Jadi, untuk urusan berapa karung semen yang
digunakan setiap hari, berapa truk pasir yang dihabiskan para tukang, dan
berapa kubik batu yang disedot pondasi suatu bangunan, dialah pengeceknya. “Pemeriksa
kebenaran, dan verifikatur” ucapnya.
Bawahan? Dia tidak punya. Atasannya ya bos
konstruksinya sendiri. Konon, sudah belasan tahun si Yoni ini ikut sang bos.
Setia mengikuti kemana pun si bos ini menunjuk.
Pada suatu waktu, Yoni memiliki keperluan
mendadak. Dia perlu uang. Dengan bekal “merasa” memiliki loyalitas dan jasa
besar atas perusahaan, si Yoni memberanikan diri menghadap kepada bosnya.
Ah, sialnya si bos sedang kesulitan dana tunai.
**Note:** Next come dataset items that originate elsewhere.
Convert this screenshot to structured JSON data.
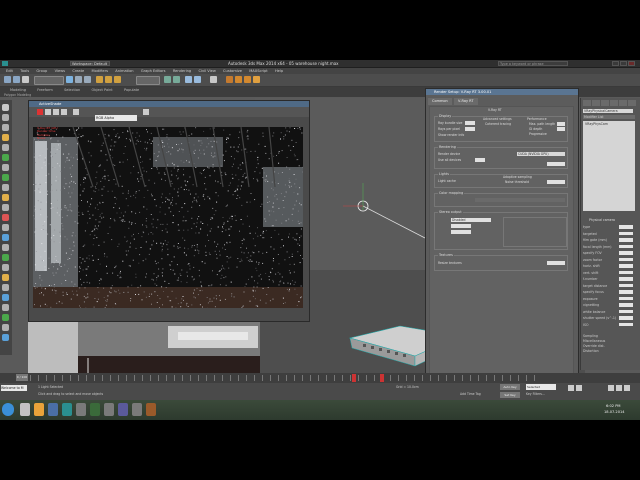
{
  "app": {
    "title": "Autodesk 3ds Max 2014 x64 - 05 warehouse night.max",
    "workspace": "Workspace: Default",
    "search_placeholder": "Type a keyword or phrase"
  },
  "menus": [
    "Edit",
    "Tools",
    "Group",
    "Views",
    "Create",
    "Modifiers",
    "Animation",
    "Graph Editors",
    "Rendering",
    "Civil View",
    "Customize",
    "MAXScript",
    "Help"
  ],
  "ribbon": {
    "tabs": [
      "Modeling",
      "Freeform",
      "Selection",
      "Object Paint",
      "Populate"
    ],
    "sub": "Polygon Modeling"
  },
  "render_frame": {
    "title": "ActiveShade",
    "channel": "RGB Alpha",
    "overlay_lines": [
      "V-Ray RT GPU",
      "Render time",
      "Samples",
      "Noise"
    ]
  },
  "render_setup": {
    "title": "Render Setup: V-Ray RT 3.00.01",
    "tabs": [
      "Common",
      "V-Ray RT"
    ],
    "panel": "V-Ray RT",
    "groups": {
      "display": "Display",
      "advanced": "Advanced settings",
      "performance": "Performance",
      "rendering": "Rendering",
      "lights": "Lights",
      "adaptive": "Adaptive sampling",
      "color": "Color mapping",
      "stereo": "Stereo output",
      "textures": "Textures"
    },
    "labels": {
      "engine": "Render device",
      "device_value": "CUDA (NVIDIA GPU)",
      "show_pct": "Show render info",
      "ray_bundle": "Ray bundle size",
      "rays_per_pixel": "Rays per pixel",
      "max_path": "Max. path length",
      "use_all": "Use all devices",
      "gi_depth": "GI depth",
      "coherent": "Coherent tracing",
      "progressive": "Progressive",
      "ray_bund_val": "128",
      "rpp_val": "16",
      "light_cache": "Light cache",
      "adaptive_label": "Noise threshold",
      "stereo_val": "Disabled",
      "tex_note": "Resize textures"
    },
    "footer": {
      "preset_label": "Preset:",
      "preset_value": "---------------",
      "view_label": "View:",
      "view_value": "Quad 4 - Perspective",
      "button": "ActiveShade"
    }
  },
  "command_panel": {
    "object_name": "VRayPhysicalCamera",
    "modifier_list": "Modifier List",
    "stack_item": "VRayPhysCam",
    "rollout": "Physical camera",
    "params": [
      "type",
      "targeted",
      "film gate (mm)",
      "focal length (mm)",
      "specify FOV",
      "zoom factor",
      "horiz. shift",
      "vert. shift",
      "f-number",
      "target distance",
      "specify focus",
      "exposure",
      "vignetting",
      "white balance",
      "shutter speed (s^-1)",
      "ISO"
    ],
    "footer": [
      "Sampling",
      "Miscellaneous",
      "Override dist.",
      "Distortion"
    ]
  },
  "timeline": {
    "frame": "0 / 100"
  },
  "status": {
    "left": "Welcome to M",
    "selection": "1 Light Selected",
    "hint": "Click and drag to select and move objects",
    "grid": "Grid = 10.0cm",
    "add_time_tag": "Add Time Tag",
    "auto_key": "Auto Key",
    "set_key": "Set Key",
    "key_filter": "Key Filters...",
    "selected": "Selected"
  },
  "taskbar": {
    "time": "6:02 PM",
    "date": "18.07.2014"
  },
  "colors": {
    "accent": "#5a7592",
    "panel": "#5c5c5c",
    "viewport": "#5b5b5b"
  }
}
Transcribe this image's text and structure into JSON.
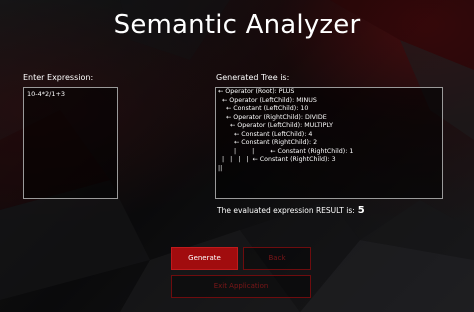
{
  "window": {
    "title": "Semantic Analyzer"
  },
  "expression": {
    "label": "Enter Expression:",
    "value": "10-4*2/1+3"
  },
  "tree": {
    "label": "Generated Tree is:",
    "lines": [
      "← Operator (Root): PLUS",
      "  ← Operator (LeftChild): MINUS",
      "    ← Constant (LeftChild): 10",
      "    ← Operator (RightChild): DIVIDE",
      "      ← Operator (LeftChild): MULTIPLY",
      "        ← Constant (LeftChild): 4",
      "        ← Constant (RightChild): 2",
      "        |        |        ← Constant (RightChild): 1",
      "  |   |   |   |  ← Constant (RightChild): 3",
      "||"
    ]
  },
  "result": {
    "label": "The evaluated expression RESULT is:",
    "value": "5"
  },
  "buttons": {
    "generate": "Generate",
    "back": "Back",
    "exit": "Exit Application"
  },
  "colors": {
    "accent": "#a10c0e",
    "disabled_text": "#7a1618",
    "background": "#0b0b0c"
  }
}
Si Yoni pun marah kemana-mana. Cerita buruk pun ditebar ke mana-mana. Orang
yang baru dikenalnya pun dicurhati tentang si bos yang tak tahu terima kasih
ini.
Kita pasti sering atau setidaknya menjumpai kisah-kisah
yang mirip dengan cerita nyata yang disampaikan di atas, atau bahkan
mengalaminya. Posisi kita mungkin ya sebagai orang yang “berjasa” atau objek
penderita orang-orang yang merasa berjasa sekali terhadap kehidupan kita ini.
Merasa berjasa biasanya dialami oleh orang yang
posisinya di bawah, semisal bawahan, kesetan, sandalan, dan posisi bawah
lainnya. Yang pasti satu: Dia sedang merasa tidak beruntung.
Gejala merasa berjasa dan lantas mengungkitnya
ini disebut juga melankolia. Ya,
semacam perasaan nestapa, apes, inferiority complex lain. Sisi
melankolia dimiliki oleh setiap orang, apa pun jenis kepribadiannya.
Untuk mengompensasi rasa kecil itu, lalu dicarilah
objek yang lebih besar untuk dijadikan tempelan. Semacam obat untuk mengobati
rasa rendah diri. Mungkin lho ya.
Seringnya, orang yang kita rasa sudah kita
beri jasa, loyalitas, kerja keras, dan lain-lain itu tidak merasa bahwa kita
orang yang berjasa. Tidak menganggap jasa kita cukup signifikan sehingga
bersumbangsih terhadap kesuksesannya. Nah
loh. Tambah nelangsa kan.
Ada sebenarnya yang lebih nelangsa lagi. Begini
misalnya: kita sudah merasa sangat melambung tinggi, dan sangat “berjasa” sekali.
Berkat kita, orang lain atau lembaga meraih pendapatan sekian miliar, misalnya.
Penerima jasa kita ternyata tidak menganggapnya
begitu. Kita ternyata aslinya bukan berjasa, tetapi malah penghambat. Bukti
otentiknya lantas terpampang jelas di pelupuk mata: sepeninggal kita, lembaga
atau orang lain yang kita merasa berjasa terhadapnya lantas lebih besar, lebih
maju, lebih bahagia, dan lebih sukses.
Aduh
biyung, apes dua belas. Sudah jelas sekali: kitalah
penghambatnya, dan ya kita tidak meninggalkan jasa apa-apa. Dan sebaiknya ya
kita tidak merasa berjasa.
Atau kisah teman saya begini: Dia merasa sudah
sangat mencintai sang mantan. Dia berkorban habis-habisan. Sampai sudah tidak
ada lagi yang bisa dikorbankan. Saking habis-habisannya. Loyalitasnya ditujukan
untuk gebetannya itu seorang. Tak terbilang berapa malam yang dia habiskan
untuk stalking, melihat foto profil,
tersenyum-senyum sendiri membayangkan betapa bahagia bila keduanya menikah, dan
punya anak-anak.
Ternyata, si gebetan memilih pergi ke orang
lain. Sekarang tampaknya si mantan lebih bahagia, lebih ciamik, dan lebih
pintar, bersama pasangannya yang sekarang. Ya jelas: berarti kita penghambat,
dan kita tidak berjasa sama sekali.
So, berhentilah merasa berjasa.
Rasa bahagia dan rasa syukur malah biasanya
terpanjat apabila kita mengingat jasa orang lain terhadap kesuksesan dan
kebahagiaan kita, bukan sebaliknya. Mengingat jasa kita terhadap kesuksesan
orang lain.
Benci rasanya menyimpulkan tulisan ini ala
Mario Teguh, tapi ya terimalah akhirul kalam dari celoteh malam ini. “Berhentilah
merasa berjasa, maka Anda akan lebih bahagia. Itu” hehe.